CASA GRANDE, Ariz., Sept 29 (Reuters) - Luxury electric car maker Lucid Group is on track to meet its production targets for 2022 and 2023 and is pushing to achieve this year's goal of 577 vehicles, its chief executive said.
The California-based startup, which went public via a shell company this year, has secured the $4.4 billion it needed until the end of next year but would not wait until then to raise more cash, Peter Rawlinson told Reuters.
"This is a capital intensive business," he said, adding that the company was on track to achieve its production target of 20,000 vehicles in 2022 and 50,000 in 2023.
He said the latest funding "sees us through to the end of 2022. So it doesn't see us right through to project Gravity," a reference to the firm's electric sport utility vehicle planned for release in late 2023.
"The balance sheet is okay till the end of next year. So we will not wait till the end of next year to raise money. That would be pretty crazy," he said.
Lucid started production of its Lucid Air premium electric sedans at its Arizona factory on Tuesday, aiming to deliver the cars to customers in late October.
Lucid shares were up 6.5% in premarket trading on Wednesday.
He said there was an “undue fascination" with Tesla's new 4680 battery format, adding the current cells that helped Lucid achieve an industry-leading driving range showed more promise in the near term. Tesla has canceled its plan to launch its longest-range car Model S Plaid+ with its new batteries.
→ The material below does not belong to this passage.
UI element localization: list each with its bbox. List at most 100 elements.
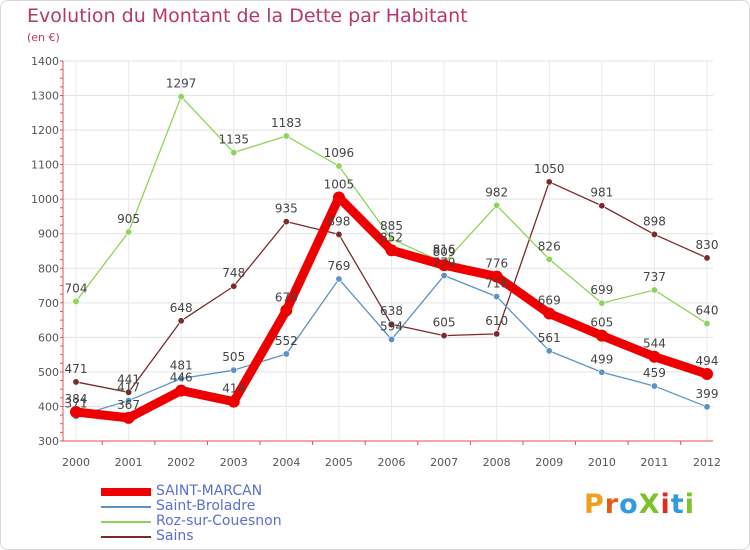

Rawlinson said Tesla's bigger battery has a cost advantage, and has the opportunity to reduce internal resistance if it is incorporated with tabless architecture, a difficult technology.
"People are thinking that 4680 is this huge leap that is gonna transform the electric car. I don't see that one. I think that is the fantasy," he said.
He said Lucid would have a team looking at all these battery formats in due course.
Tesla did not immediately responded to Reuters' request for comment.
It was a "reasonable bet" that in a year's time, the industry's chip shortage would ease, Rawlinson said, echoing comments made by Tesla CEO Elon Musk, who said last week that new semiconductor plants being built would mean the shortage was short term.
Rawlinson said the company was redesigning one printed circuit board to avoid any problems that could affect the supply of one chip in the medium term.
"We are undertaking risk mitigation actions now," he said.